Farmers are notorious for not believing that they can learn from farmers in another state, but the spread of herbicide-resistant weeds is changing that mind set.
Turk Regennitter, general sales manager for Merschman Seeds with headquarters in West Point, Iowa, said the seed company has had a “large presence in the bootheel of Missouri where serious weed resistance has occurred. We watched the pigweed resistance grow from its infancy in that area to being a major problem in many states.”
“We felt it was our obligation to our customers (in seven states) to forewarn them about what was coming and the changes that would be needed to be made to preserve any technology,” Regennitter said.
When the seed company representatives started talking to farmers outside the bootheel, the reaction was “those guys down south don’t really know how to farm like we do up here.” But the reality is that farmers north and south have to grow soybeans using similar methods and products to counter glyphosate-resistant weeds in soybeans, the Merschman representatives have countered.
The similar control system is for a pre-emergence herbicide followed by a postemergence herbicide when escaped weeds are small, no larger than four inches. In the last couple years, it has become easier for Merschman Seeds to recommend the easiest and preferred answer because they have had an increasing number of LiberyLink soybeans, which allows the use of Liberty herbicide. LibertyLink soybeans are being sold by more than 100 seed brands nationwide, today.
The herbicide sprayed over LibertyLink soybeans will not damage the beans and is proven to kill the wide spectrum of glyphosate-resistant weeds. Regennitter noted that the company sells soybean seed in the maturity ranges of 1.8 to 5.4 with LibertyLink seed available in most of this maturity range.
Timing of a Roundup application was a minor concern until weed resistance started showing up, but any postemergence application, including glyphosate, is now only recommended to kill small weeds. Turk said, “Two-inch tall weeds is what we want our customers spraying.”

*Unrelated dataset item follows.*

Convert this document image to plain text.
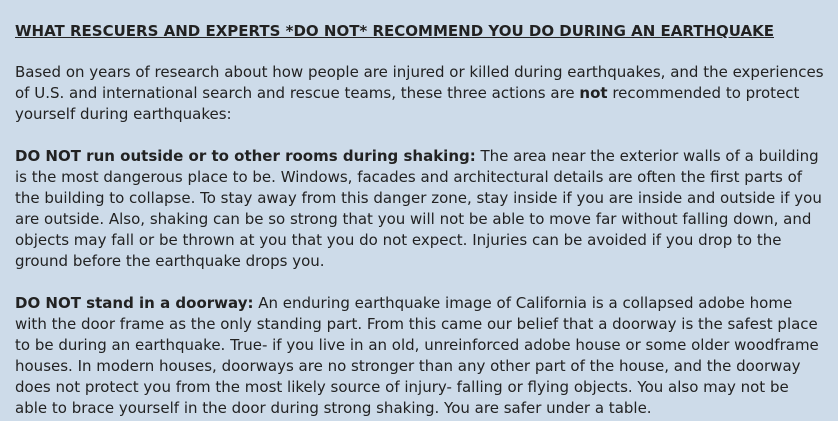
WHAT RESCUERS AND EXPERTS *DO NOT* RECOMMEND YOU DO DURING AN EARTHQUAKE

Based on years of research about how people are injured or killed during earthquakes, and the experiences of U.S. and international search and rescue teams, these three actions are not recommended to protect yourself during earthquakes:

DO NOT run outside or to other rooms during shaking: The area near the exterior walls of a building is the most dangerous place to be. Windows, facades and architectural details are often the first parts of the building to collapse. To stay away from this danger zone, stay inside if you are inside and outside if you are outside. Also, shaking can be so strong that you will not be able to move far without falling down, and objects may fall or be thrown at you that you do not expect. Injuries can be avoided if you drop to the ground before the earthquake drops you.

DO NOT stand in a doorway: An enduring earthquake image of California is a collapsed adobe home with the door frame as the only standing part. From this came our belief that a doorway is the safest place to be during an earthquake. True- if you live in an old, unreinforced adobe house or some older woodframe houses. In modern houses, doorways are no stronger than any other part of the house, and the doorway does not protect you from the most likely source of injury- falling or flying objects. You also may not be able to brace yourself in the door during strong shaking. You are safer under a table.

Alan Hopkins, Bayer CropScience Midsouth area seed technology manager, said, "We strongly encourage growers to target young actively-growing weeds. This will provide the most consistent weed control performance. Achieving maximum weed control and using herbicides with multiple effective modes of action, including residual herbicides, will reduce the risk of weeds becoming resistant to Liberty herbicide."
As Hopkins noted, glyphosate was often applied when weeds were outside the recommended size, and those escaped weeds were part of the start of glyphosate weed resistance. With this in mind, Bayer CropScience wants to assure its seed and herbicide technology system is maintained as effective.

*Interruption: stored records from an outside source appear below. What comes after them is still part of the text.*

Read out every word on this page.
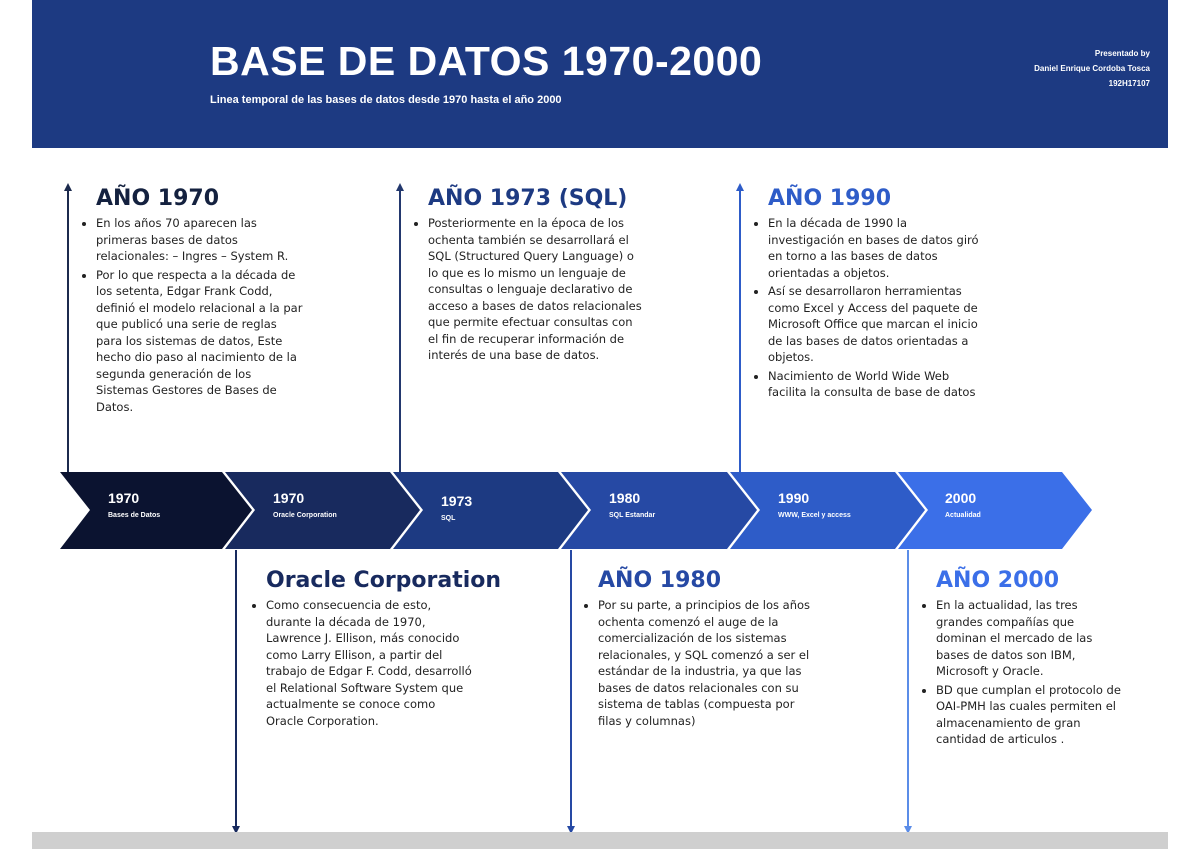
BASE DE DATOS 1970-2000
Linea temporal de las bases de datos desde 1970 hasta el año 2000
Presentado by
Daniel Enrique Cordoba Tosca
192H17107
1970
Bases de Datos
1970
Oracle Corporation
1973
SQL
1980
SQL Estandar
1990
WWW, Excel y access
2000
Actualidad
AÑO 1970
• En los años 70 aparecen las primeras bases de datos relacionales: – Ingres – System R.
• Por lo que respecta a la década de los setenta, Edgar Frank Codd, definió el modelo relacional a la par que publicó una serie de reglas para los sistemas de datos, Este hecho dio paso al nacimiento de la segunda generación de los Sistemas Gestores de Bases de Datos.
AÑO 1973 (SQL)
• Posteriormente en la época de los ochenta también se desarrollará el SQL (Structured Query Language) o lo que es lo mismo un lenguaje de consultas o lenguaje declarativo de acceso a bases de datos relacionales que permite efectuar consultas con el fin de recuperar información de interés de una base de datos.
AÑO 1990
• En la década de 1990 la investigación en bases de datos giró en torno a las bases de datos orientadas a objetos.
• Así se desarrollaron herramientas como Excel y Access del paquete de Microsoft Office que marcan el inicio de las bases de datos orientadas a objetos.
• Nacimiento de World Wide Web facilita la consulta de base de datos
Oracle Corporation
• Como consecuencia de esto, durante la década de 1970, Lawrence J. Ellison, más conocido como Larry Ellison, a partir del trabajo de Edgar F. Codd, desarrolló el Relational Software System que actualmente se conoce como Oracle Corporation.
AÑO 1980
• Por su parte, a principios de los años ochenta comenzó el auge de la comercialización de los sistemas relacionales, y SQL comenzó a ser el estándar de la industria, ya que las bases de datos relacionales con su sistema de tablas (compuesta por filas y columnas)
AÑO 2000
• En la actualidad, las tres grandes compañías que dominan el mercado de las bases de datos son IBM, Microsoft y Oracle.
• BD que cumplan el protocolo de OAI-PMH las cuales permiten el almacenamiento de gran cantidad de articulos .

“Early timing is not only great for effective control of weeds, but also making sure that we don’t put Liberty herbicide under unnecessary selection pressure by targeting weeds that are too large,” he said.
Regennitter said, “I can remember when universities were first talking about chemical weed control as opposed to cultivation. They used the wording of economic threshold to talk about how many weeds could be left in a field. Today, the economic threshold is zero because you cannot have any weeds growing out there because they will eventually be resistant to the herbicides being sprayed. We’ve seen it happen.”
Hopkins added, “Removing all the weeds while they are young and small will prevent competition and prevent the potential for yield loss, too.
Hopkins is extremely confident that the LibertyLink and Liberty herbicide weed control system with a pre-emergence herbicide down first is the “most effective and important system for every soybean grower.”